DPR-PB Nyusul MRPB Cek Lokasi Tambang Ilegal

IMG 20220118 WA0001
Ketua DPR Papua Barat Orgenes Wonggor,S.IP didampingi Wakil Ketua II H. Saleh Siknun,S.E dan Ketua Fraksi Otsus George Dedaida,S.Hut.,M.Si memberikan keterangan pers di Manokwari, Selasa (18/1/2022).(Foto : KENN)

Koreri.com,Manokwari– Persoalan penambangan ilegal di Kabupaten Manokwari dan Pegunungan Arfak membuat Pimpinan DPR Papua Barat angkat bicara.

Dalam keterangan persnya kepada wartawan Ketua DPR Papua Barat Orgenes Wonggor,S.IP di Manokwari, Selasa (18/1/2022) mengatakan bahwa kegiatan ini bukan hal baru karena sudah berlangsung 5 tahun namun tidak ada sikap yang diambil oleh pemerintah.

Karena itu harus ada langkah-langkah tegas diambil pemerintah untuk mencegah terjadi hal-hal yang tidak diinginkan hingga terjadi bencana alam.

Daerah Pegunungan Arfak kata Orgenes Wonggor ada 3 titik penambang ilegal yaitu wilayah jembatan gantung, antara Hingk dan Minyambouw.

Kalau daerah Kabupaten Manokwari di wilayah Wasirawi, SP 9, Distrik Masni dan Wasegi, SP 3 Distrik Prafi.

DPR Papua Barat minta pemerintah daerah segera turun lapangan untuk melihat langsung melihat fakta di lapangan sehingga langkah yang diambil supaya memberikan efek jerah.

“DPR Papua Barat akan membentuk tim antar komisi bersama fraksi otsus untuk meninjau langsung kondisi di lapangan, apalagi kalau lokasi penambang ilegal itu di daerah konservasi maka jangan dibiarkan begitu saja, harus ada langkah tegas terhadap para pelaku,” tegas Orgenes Wonggor.

Dikatakan Wonggor bahwa ketika DPR Papua Barat mendapat lokasi operasi penambangan ilegal itu pada daerah konservasi maka tidak segan-segan menutup kegiatan tersebut.
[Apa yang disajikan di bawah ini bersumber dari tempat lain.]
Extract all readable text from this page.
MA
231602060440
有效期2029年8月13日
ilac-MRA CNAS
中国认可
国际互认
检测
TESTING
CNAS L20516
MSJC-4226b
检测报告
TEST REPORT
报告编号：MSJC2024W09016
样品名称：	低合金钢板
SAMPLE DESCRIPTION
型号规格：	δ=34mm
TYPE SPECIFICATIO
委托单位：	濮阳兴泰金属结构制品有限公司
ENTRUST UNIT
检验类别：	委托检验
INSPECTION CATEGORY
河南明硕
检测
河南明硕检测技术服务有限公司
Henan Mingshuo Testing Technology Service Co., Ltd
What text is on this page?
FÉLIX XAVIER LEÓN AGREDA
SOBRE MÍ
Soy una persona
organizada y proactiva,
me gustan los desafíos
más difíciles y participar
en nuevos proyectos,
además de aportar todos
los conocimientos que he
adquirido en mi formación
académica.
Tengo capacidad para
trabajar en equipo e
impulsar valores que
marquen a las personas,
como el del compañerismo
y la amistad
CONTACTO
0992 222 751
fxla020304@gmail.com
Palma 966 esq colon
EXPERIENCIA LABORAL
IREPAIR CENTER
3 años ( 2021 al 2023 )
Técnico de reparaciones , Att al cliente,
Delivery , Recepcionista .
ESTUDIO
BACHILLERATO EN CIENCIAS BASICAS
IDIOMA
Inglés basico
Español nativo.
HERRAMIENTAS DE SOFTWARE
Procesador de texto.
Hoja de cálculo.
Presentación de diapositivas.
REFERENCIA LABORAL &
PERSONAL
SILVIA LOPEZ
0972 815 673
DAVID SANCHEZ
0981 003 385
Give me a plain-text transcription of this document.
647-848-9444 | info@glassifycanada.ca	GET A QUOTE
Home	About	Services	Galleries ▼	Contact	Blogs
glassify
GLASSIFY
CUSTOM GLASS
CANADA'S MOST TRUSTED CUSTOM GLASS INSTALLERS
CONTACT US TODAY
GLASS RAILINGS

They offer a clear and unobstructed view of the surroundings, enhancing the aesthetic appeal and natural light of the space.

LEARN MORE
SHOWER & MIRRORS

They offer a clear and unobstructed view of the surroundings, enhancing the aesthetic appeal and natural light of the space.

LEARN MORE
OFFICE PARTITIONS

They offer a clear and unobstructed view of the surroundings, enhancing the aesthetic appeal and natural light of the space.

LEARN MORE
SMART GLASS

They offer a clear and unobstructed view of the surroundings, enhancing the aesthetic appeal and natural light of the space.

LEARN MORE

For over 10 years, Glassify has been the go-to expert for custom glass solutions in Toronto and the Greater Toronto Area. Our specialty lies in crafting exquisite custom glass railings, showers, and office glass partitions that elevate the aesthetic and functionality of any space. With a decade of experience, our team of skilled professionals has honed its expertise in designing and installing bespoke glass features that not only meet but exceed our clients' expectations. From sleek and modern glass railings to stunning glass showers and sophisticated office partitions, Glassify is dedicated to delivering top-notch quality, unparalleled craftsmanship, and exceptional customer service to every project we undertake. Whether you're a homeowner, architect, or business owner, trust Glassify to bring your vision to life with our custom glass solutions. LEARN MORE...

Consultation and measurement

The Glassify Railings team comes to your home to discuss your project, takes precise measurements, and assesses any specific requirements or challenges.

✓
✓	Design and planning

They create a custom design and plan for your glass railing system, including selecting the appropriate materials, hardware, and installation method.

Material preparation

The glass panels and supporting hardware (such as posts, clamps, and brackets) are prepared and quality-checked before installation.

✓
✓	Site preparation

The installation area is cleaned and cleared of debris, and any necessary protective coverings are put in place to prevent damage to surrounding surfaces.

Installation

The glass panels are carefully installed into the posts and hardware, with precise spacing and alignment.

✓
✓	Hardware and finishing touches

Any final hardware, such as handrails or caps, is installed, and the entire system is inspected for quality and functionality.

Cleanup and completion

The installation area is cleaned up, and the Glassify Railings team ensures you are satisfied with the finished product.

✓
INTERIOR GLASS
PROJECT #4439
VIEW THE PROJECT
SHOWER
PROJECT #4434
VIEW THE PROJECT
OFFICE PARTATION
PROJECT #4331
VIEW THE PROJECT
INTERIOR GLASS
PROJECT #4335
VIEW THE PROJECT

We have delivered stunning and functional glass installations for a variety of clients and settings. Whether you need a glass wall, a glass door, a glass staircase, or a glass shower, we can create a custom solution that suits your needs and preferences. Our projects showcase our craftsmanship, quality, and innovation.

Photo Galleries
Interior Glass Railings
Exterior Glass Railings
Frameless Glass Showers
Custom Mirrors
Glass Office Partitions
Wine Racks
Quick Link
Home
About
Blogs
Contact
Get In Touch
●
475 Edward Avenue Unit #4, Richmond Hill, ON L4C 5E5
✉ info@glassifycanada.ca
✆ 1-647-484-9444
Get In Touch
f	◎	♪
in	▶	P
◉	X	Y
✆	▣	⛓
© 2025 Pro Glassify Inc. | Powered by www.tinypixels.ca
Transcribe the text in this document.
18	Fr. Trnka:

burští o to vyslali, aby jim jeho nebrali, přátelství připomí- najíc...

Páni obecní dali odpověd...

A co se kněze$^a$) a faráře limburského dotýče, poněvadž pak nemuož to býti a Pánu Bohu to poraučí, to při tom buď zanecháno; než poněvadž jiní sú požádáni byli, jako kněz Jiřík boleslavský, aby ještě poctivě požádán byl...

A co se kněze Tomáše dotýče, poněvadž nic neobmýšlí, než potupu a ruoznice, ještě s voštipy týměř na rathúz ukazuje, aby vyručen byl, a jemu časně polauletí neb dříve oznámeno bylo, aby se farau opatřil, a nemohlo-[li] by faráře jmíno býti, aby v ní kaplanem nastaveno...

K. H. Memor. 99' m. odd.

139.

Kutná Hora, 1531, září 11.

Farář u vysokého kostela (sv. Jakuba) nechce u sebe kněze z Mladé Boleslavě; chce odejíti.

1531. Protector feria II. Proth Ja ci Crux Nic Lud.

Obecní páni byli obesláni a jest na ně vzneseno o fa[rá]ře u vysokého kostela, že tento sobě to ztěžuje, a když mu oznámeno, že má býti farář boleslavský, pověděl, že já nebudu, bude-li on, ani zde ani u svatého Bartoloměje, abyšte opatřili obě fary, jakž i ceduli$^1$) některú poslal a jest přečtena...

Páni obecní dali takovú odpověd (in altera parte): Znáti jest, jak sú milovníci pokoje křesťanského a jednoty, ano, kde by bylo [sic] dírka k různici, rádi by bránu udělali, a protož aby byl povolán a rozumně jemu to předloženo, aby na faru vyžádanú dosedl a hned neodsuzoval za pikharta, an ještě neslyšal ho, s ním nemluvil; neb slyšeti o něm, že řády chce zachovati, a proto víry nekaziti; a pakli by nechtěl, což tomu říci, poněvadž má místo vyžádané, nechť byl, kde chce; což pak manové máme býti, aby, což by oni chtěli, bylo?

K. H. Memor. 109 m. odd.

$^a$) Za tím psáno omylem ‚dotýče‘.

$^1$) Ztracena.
Apalagi daerah gunung sudah barang tentu bencana di depan mata, tinggal menunggu waktu maka terjadi seperti di Hingk, Kabupaten Pegunungan Arfak belum lama ini

“Ini untuk kepentingan orang asli papua, sekarang MRPB sudah turun lapangan maka saya koordinasi dengan komisi terkait dan fraksi otsus untuk mengambil langkah, membentuk tim, lebih baik kita mencegah sekarang daripada sudah rusak baru kita sikapi percuma saja,” jelasnya

Komunikasi internal DPR termasuk fraksi Otsus demi kepentingan OAP sebagai pemilik ulayat, lanjut dia dilakukan secepatnya sebelum turun ke lokasi tambang. Apalagi belum lama ini MRPB telah turun ke lokasi tambang Maserawi Manokwari.

Disisi lain, DPR Papua Barat ingin agar instansi teknis memastikan kadar kandungan emas di dua lokasi tambang itu. Selain untuk masyarakat adat, pemerintah daerah juga bisa mendapat pemasukan.

“Kalau dugaan keterlibatan oknum aparat yang bermain, belum bisa dipastikan. Yang jelas, bagaimana menata baik potensi tambang, bagaimana izin, pengelolaan hingga masyarakat adat mendapat haknya sebagaimana mestinya,” tambahnya.

Sementara itu ketua fraksi otsus DPR Papua Barat George Dedaida mengatakan, pihaknya mendukung penuh langkah ketua dewan untuk melihat persoalan ini

“Iya, jadi beberapa waktu lalu MRPB maka kami DPR Papua Barat akan turun ke lokasi penambangan emas dalam waktu dekat,” ujarnya.